Sunday, June 13, 2010

Modern Times

Liz preferred to celebrate her official birthday with a low-key ride through the locality.

Once again, Philip managed to struggle free from his gag, and was soon regaling passers by with his views on immigration, capital punishment and shirt-lifters

Bill tried very hard to screen the more graphic images of the day.

Once again, Charles only came seventh in the "Spot the odd one out" competition.

The family gathered to witness the "shoot a pauper out of a cannon" event.

"Fuck me, she's made a run for it again!"

Some could hardly contain their excitement.

Mike tried to scare Liz by dressing up as her granddad and calling her a silly bugger.

Colonel Siddons was expecting the George Cross, but decided not to make a fuss when he got a copy of "Corgi breeding for beginners" instead.

This year it fell to a Mrs Hampton from Yeovil to perform the "goose the monarch" ceremony.

Liz never tired of hearing the "six foot cock" joke.

Mr Faversham had always realised that exclaiming "Hey, George, what's this?" had been a major error.

"They'll never spot us amongst this lot".

Liz was looking forward to the article posted by her loyal subject, Mr Scurra, on his internet diary, which would form the basis of the definitive historical archive.


Christopher said...

...nor would she fail to appreciate the subtle compliment of using royal purple for the captions...

Anonymous said...

The loyal subjects in this outpost of Empire will raise their glasses tomorrow.I'll probably do some more work in the garden,read interesting blogs,clean the toilets...I hope HM is impressed.

tom909 said...

I can't believe they let it clash with the France v Nigeria game - I was in turmoil.
And I do hope she gets to read this report of the event.

Dave said...

When is your official birthday? I can't wait to read Liz's write-up of the day.

arwriter said...

i remember i lived in singapore and watched charles and diana's wedding on t.v. the kiss on the balcony made my mother swoon. so strange to see william grown up and on the left while camilla and charles are on the right.

Rol said...

I'm surprised the restraining order doesn't prevent you from getting close enough to take those photos.

Rog said...

I used to be an anti-royalist until I started reading your columns. I'm coming round to them now.

Tim Footman said...

I remember when William started getting pubes, all the redtops began talking about his film-star looks, and how he'd got his mother's charisma and he could have stepped out of a Richard Curtis movie etc etc.

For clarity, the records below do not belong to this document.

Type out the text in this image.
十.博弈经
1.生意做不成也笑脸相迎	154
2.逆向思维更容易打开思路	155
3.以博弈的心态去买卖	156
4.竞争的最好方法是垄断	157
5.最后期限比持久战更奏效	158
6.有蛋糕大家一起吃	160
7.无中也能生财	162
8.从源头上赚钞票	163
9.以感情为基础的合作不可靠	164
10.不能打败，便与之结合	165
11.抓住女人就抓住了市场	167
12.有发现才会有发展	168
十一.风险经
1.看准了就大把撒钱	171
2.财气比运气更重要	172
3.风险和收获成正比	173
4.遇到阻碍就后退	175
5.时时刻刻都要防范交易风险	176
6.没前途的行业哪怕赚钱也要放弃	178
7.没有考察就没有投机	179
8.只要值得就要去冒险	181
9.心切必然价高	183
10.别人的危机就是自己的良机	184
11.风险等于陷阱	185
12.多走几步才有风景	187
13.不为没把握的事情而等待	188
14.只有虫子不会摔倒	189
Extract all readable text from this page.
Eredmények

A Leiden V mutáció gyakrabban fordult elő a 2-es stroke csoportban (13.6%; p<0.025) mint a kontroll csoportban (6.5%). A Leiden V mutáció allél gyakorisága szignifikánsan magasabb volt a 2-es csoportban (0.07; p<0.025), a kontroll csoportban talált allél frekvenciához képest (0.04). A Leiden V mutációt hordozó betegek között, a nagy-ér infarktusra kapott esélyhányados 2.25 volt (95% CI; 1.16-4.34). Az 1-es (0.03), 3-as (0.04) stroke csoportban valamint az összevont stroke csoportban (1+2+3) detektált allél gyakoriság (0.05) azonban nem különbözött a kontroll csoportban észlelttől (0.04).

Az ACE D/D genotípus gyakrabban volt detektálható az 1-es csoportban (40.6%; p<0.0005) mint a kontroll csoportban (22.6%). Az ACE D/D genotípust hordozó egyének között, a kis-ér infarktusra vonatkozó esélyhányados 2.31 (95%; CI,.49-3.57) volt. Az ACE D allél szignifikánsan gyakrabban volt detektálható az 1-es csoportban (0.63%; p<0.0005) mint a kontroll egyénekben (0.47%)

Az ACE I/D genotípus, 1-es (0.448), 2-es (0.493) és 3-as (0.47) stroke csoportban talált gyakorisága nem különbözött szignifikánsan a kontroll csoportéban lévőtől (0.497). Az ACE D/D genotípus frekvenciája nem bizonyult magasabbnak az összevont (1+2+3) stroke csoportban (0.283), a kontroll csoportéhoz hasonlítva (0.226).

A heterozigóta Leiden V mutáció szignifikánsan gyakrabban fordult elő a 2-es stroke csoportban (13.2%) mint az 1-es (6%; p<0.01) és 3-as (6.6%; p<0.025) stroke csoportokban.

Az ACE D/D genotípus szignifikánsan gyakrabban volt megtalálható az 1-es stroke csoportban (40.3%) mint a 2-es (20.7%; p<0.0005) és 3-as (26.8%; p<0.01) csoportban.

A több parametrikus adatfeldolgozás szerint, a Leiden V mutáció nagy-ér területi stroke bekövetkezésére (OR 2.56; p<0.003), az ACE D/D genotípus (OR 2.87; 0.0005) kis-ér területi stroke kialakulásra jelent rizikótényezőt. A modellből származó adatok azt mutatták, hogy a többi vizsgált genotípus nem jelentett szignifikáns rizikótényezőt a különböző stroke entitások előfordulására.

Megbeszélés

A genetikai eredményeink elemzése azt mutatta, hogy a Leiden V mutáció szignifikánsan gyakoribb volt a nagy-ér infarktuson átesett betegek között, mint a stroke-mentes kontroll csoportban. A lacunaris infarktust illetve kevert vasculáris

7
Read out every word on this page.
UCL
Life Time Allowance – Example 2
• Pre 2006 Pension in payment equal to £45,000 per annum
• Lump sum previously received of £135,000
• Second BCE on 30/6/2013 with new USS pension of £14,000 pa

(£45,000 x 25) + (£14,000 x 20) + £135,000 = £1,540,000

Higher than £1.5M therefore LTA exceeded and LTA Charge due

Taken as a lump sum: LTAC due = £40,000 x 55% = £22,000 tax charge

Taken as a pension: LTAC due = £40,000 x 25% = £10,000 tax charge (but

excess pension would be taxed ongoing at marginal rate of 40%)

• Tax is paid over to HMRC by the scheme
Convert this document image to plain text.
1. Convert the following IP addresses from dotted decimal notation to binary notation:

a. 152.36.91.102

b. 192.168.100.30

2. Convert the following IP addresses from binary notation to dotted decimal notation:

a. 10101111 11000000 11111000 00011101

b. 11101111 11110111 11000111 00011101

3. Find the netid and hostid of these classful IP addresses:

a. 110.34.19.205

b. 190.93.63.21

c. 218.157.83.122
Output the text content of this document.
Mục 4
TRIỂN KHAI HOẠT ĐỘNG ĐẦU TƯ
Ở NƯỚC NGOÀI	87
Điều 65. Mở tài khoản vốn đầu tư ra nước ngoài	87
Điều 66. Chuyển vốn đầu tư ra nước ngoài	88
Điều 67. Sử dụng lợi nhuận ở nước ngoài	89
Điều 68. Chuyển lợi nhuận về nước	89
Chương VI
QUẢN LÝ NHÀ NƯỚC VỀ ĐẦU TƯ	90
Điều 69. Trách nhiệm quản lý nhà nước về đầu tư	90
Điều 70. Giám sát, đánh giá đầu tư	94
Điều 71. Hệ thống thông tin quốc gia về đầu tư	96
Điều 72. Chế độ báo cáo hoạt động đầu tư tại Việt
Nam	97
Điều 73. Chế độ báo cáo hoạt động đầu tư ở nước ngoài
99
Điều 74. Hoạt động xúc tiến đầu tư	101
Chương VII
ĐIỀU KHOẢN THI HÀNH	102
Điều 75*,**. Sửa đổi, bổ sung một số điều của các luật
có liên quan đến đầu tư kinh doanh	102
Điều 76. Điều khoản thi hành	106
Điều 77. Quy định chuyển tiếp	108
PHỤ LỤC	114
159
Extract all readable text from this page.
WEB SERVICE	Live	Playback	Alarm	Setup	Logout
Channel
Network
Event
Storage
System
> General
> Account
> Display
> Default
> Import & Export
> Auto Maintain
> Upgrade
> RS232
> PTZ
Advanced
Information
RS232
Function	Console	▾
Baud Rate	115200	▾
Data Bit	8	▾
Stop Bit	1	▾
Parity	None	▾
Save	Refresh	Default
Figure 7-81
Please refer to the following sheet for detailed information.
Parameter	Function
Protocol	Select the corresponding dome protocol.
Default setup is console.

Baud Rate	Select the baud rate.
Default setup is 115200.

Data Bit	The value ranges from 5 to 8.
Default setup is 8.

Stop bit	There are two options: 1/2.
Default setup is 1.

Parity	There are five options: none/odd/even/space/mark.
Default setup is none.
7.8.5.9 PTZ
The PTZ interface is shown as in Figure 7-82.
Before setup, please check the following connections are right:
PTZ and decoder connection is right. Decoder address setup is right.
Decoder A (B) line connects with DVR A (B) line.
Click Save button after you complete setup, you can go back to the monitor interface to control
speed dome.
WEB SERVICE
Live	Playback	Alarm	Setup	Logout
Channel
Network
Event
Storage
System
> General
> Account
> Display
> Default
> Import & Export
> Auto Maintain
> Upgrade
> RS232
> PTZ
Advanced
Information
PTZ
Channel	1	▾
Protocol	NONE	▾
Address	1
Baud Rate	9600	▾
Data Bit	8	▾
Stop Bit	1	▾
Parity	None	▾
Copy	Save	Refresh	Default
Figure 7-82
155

As he approaches 30, he resembles his father's sister, but slightly balder.

I, Like The View said...

this event completely passed me by - thank you for the wonderful coverage and informative captions

Vicus Scurra said...

Christopher. Her perspicacity is almost equal to yours.
MIT. HM has asked me to pass on her regards, and to convey exactly how impressed she is with your efforts.
Tom. Sooner or later you will come to recognise that inhabiting the adult world inevitably creates hard to resolve conflicts.
Dave. I am too humble to have an official birthday, and too old to have any other sort.
Anna. She should have seen the pictures when he kissed her on the verandah. Missus.
Rol. You are misinformed. The burden of removing unwanted photographs is entirely mine. You would not believe what some so-called humourists produce.
Rog. There is no need to thank me.
Tim. Ann has been bald ever since the age of 11, due to excess equestrian exercise. She wears a wig always. Only the moustache is real.
ILTV. It passed you by? Where you in the Mall, or Horse Guards Parade? I can't see you in any of the photographs.

Donn said...

As expected every loyal subject here in the Colonies desisted from hewing wood and tanning their beavers in order to appreciate the enormity of this glorious occasion.

Office Glen of Toronto won the Swamp Donkey Race and the Mounties in high spirits whiled away the hours tasing suspected G8 protestors.

For she's a jolly good fellow..

Richard said...

I particularly enjoyed Prince Michael of Kent's Jake the Peg impression.